Mon combat est perdu d’avance, mais comme je suis un homme de convictions, je mène la bataille avec la détermination d’un Don Quichotte des temps modernes.
De la 1G à la 5G : une évolution technologique fulgurante
En quelques décennies, les technologies sans fil ont profondément transformé nos habitudes :
- La 1G a permis la communication vocale
- La technologie du sans-fil de deuxième génération (2G) a permis l’échange de sons et de textes, et par conséquent l’avènement des SMS
- La 3G nous a ouvert l’accès à Internet
- La 4G a marqué l’explosion des échanges de données
- Et la 5G : l’avènement des objets connectés
Avec la 5G, une nouvelle étape est franchie, et pas des moindres : celle d’un monde entièrement connecté.
Objets du quotidien, transports, infrastructures… tout devient potentiellement communicant.
Cette évolution s’accompagne d’une densification des ondes électromagnétiques.

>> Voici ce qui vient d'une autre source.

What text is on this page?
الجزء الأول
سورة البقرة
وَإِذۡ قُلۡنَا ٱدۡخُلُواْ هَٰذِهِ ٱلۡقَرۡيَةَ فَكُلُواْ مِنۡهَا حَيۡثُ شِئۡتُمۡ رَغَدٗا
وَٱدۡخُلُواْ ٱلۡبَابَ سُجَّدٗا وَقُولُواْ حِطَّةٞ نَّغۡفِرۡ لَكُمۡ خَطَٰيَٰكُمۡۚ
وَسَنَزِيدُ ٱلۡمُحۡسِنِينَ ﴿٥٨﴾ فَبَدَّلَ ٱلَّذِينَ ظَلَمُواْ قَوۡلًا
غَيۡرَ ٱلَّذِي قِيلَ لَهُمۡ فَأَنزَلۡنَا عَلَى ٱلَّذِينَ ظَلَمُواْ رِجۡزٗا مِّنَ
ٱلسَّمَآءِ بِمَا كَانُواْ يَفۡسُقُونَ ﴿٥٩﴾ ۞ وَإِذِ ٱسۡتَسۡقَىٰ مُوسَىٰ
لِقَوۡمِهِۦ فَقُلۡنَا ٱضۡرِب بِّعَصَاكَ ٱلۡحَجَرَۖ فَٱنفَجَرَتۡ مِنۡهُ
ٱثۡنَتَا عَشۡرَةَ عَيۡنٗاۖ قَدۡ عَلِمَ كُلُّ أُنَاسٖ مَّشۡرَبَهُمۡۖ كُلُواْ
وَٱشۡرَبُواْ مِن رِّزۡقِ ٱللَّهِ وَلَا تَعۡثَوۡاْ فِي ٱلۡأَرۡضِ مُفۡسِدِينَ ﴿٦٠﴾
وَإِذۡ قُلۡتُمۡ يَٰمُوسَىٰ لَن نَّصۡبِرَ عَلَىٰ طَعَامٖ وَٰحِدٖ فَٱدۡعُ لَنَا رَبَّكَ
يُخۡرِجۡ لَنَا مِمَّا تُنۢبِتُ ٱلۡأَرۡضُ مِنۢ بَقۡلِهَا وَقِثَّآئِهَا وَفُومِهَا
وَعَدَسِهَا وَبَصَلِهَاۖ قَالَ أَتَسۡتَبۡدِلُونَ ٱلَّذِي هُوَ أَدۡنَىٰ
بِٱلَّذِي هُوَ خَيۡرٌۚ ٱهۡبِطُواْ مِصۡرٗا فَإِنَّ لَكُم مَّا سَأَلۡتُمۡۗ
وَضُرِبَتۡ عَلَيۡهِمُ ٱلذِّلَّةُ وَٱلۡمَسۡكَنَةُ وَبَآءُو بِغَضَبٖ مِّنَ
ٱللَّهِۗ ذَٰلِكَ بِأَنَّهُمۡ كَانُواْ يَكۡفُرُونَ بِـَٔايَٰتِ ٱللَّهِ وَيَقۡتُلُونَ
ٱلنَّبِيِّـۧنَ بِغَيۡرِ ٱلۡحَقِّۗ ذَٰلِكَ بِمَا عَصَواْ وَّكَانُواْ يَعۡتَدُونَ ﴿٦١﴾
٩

Nous sommes désormais entourés en permanence de multiples sources d’émissions.
Certains parlent d’un véritable « électrosmog », une pollution invisible dont les effets à long terme restent débattus.
Ondes électromagnétiques : quels risques pour la santé ?

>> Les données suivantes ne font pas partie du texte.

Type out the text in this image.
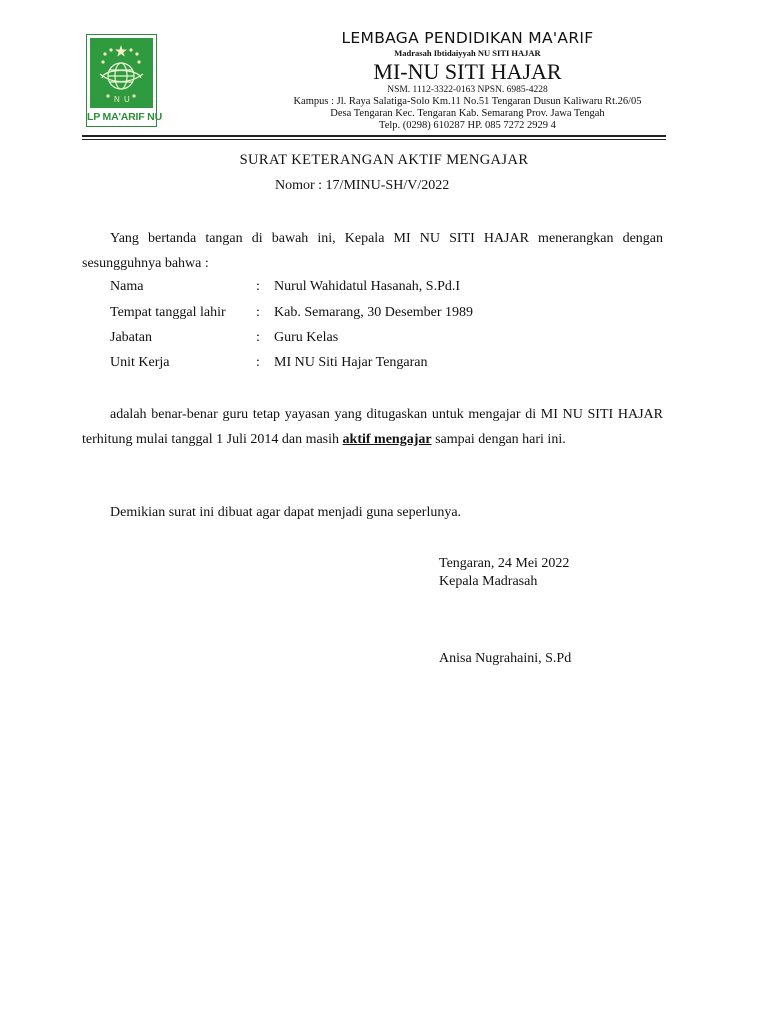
N U
LP MA'ARIF NU
LEMBAGA PENDIDIKAN MA'ARIF
Madrasah Ibtidaiyyah NU SITI HAJAR
MI-NU SITI HAJAR
NSM. 1112-3322-0163 NPSN. 6985-4228
Kampus : Jl. Raya Salatiga-Solo Km.11 No.51 Tengaran Dusun Kaliwaru Rt.26/05
Desa Tengaran Kec. Tengaran Kab. Semarang Prov. Jawa Tengah
Telp. (0298) 610287 HP. 085 7272 2929 4
SURAT KETERANGAN AKTIF MENGAJAR
Nomor : 17/MINU-SH/V/2022
Yang bertanda tangan di bawah ini, Kepala MI NU SITI HAJAR menerangkan dengan sesungguhnya bahwa :
Nama	: Nurul Wahidatul Hasanah, S.Pd.I
Tempat tanggal lahir : Kab. Semarang, 30 Desember 1989
Jabatan	: Guru Kelas
Unit Kerja	: MI NU Siti Hajar Tengaran
adalah benar-benar guru tetap yayasan yang ditugaskan untuk mengajar di MI NU SITI HAJAR terhitung mulai tanggal 1 Juli 2014 dan masih aktif mengajar sampai dengan hari ini.
Demikian surat ini dibuat agar dapat menjadi guna seperlunya.
Tengaran, 24 Mei 2022
Kepala Madrasah
Anisa Nugrahaini, S.Pd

Les ondes utilisées par la 5G appartiennent aux radiofréquences, comme celles déjà utilisées par les générations précédentes.
Selon les autorités sanitaires, ces ondes ne présentent pas de danger avéré tant que les seuils réglementaires sont respectés.

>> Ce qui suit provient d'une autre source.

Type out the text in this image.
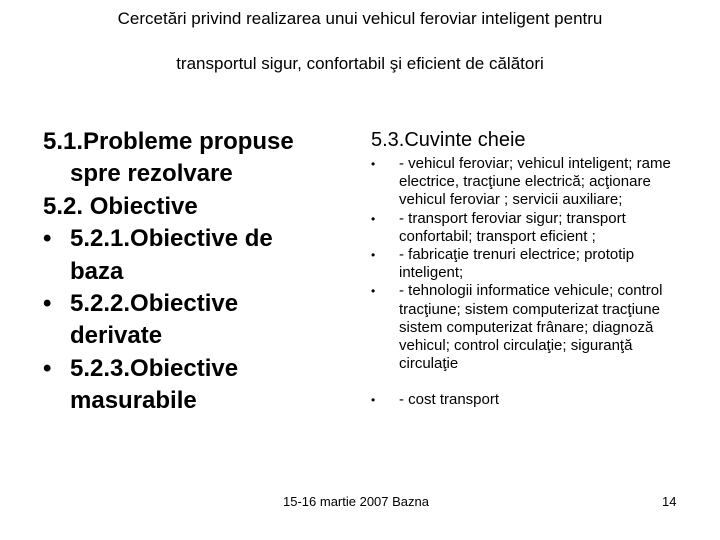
Cercetări privind realizarea unui vehicul feroviar inteligent pentru
transportul sigur, confortabil şi eficient de călători
5.1.Probleme propuse
spre rezolvare
5.2. Obiective
• 5.2.1.Obiective de
baza
• 5.2.2.Obiective
derivate
• 5.2.3.Obiective
masurabile
5.3.Cuvinte cheie

• - vehicul feroviar; vehicul inteligent; rame electrice, tracţiune electrică; acţionare vehicul feroviar ; servicii auxiliare;

• - transport feroviar sigur; transport confortabil; transport eficient ;

• - fabricaţie trenuri electrice; prototip inteligent;

• - tehnologii informatice vehicule; control tracţiune; sistem computerizat tracţiune sistem computerizat frânare; diagnoză vehicul; control circulaţie; siguranţă circulaţie

• - cost transport

15-16 martie 2007 Bazna	14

L’OMS classe toutefois les champs électromagnétiques comme “cancérogènes possibles”, ce qui entretient les interrogations[1].
Faire le tri parmi les nombreuses informations plus ou moins crédibles n’est pas une mince affaire.
Voici ce sur quoi vous pouvez vous appuyer pour éclairer votre avis sur la question :
Il y a consensus sur le fait que les ondes émises sont finalement peu absorbées par la physiologie humaine. Une grande partie du rayonnement serait réfléchi ou absorbé en surface par la peau.
Cela pousse les scientifiques à examiner le risque potentiel d’atteintes dermatologiques, pour les terminaisons nerveuses et pour la circulation sanguine.
Pour l’instant, le seul effet constaté est un risque d’échauffement, que nous constatons tous lors d’une utilisation prolongée de nos smartphones.
Au-delà de ce que nous disent les experts, certains troubles sont reconnus mais n’ont pas trouvé de validation scientifique qui pourrait directement et de façon certaine incriminer les ondes.
Il s’agit :
- de troubles du sommeil,
- de maux de tête,
- d’une baisse de la fertilité,
- de fatigue,
- de brouillard mental,
- de troubles du rythme cardiaque,
- de perturbations sensitives ou dermatologiques,
- de douleurs diffuses.
En réalité, le consensus scientifique actuel reste prudent : aucun danger sanitaire majeur n’est clairement démontré aux niveaux d’exposition réglementaires.
Je veux bien l’admettre, cependant je pose une question qui me semble pertinente : Si le danger était réel, ferions-nous marche arrière pour autant ?
Nous sommes aujourd’hui bien trop dépendants à tous les niveaux des possibilités que nous offrent les ondes.
Il est désormais tout simplement impossible de nous passer de ces ondes, sous peine de voir notre modèle économique et sociétal s’effondrer.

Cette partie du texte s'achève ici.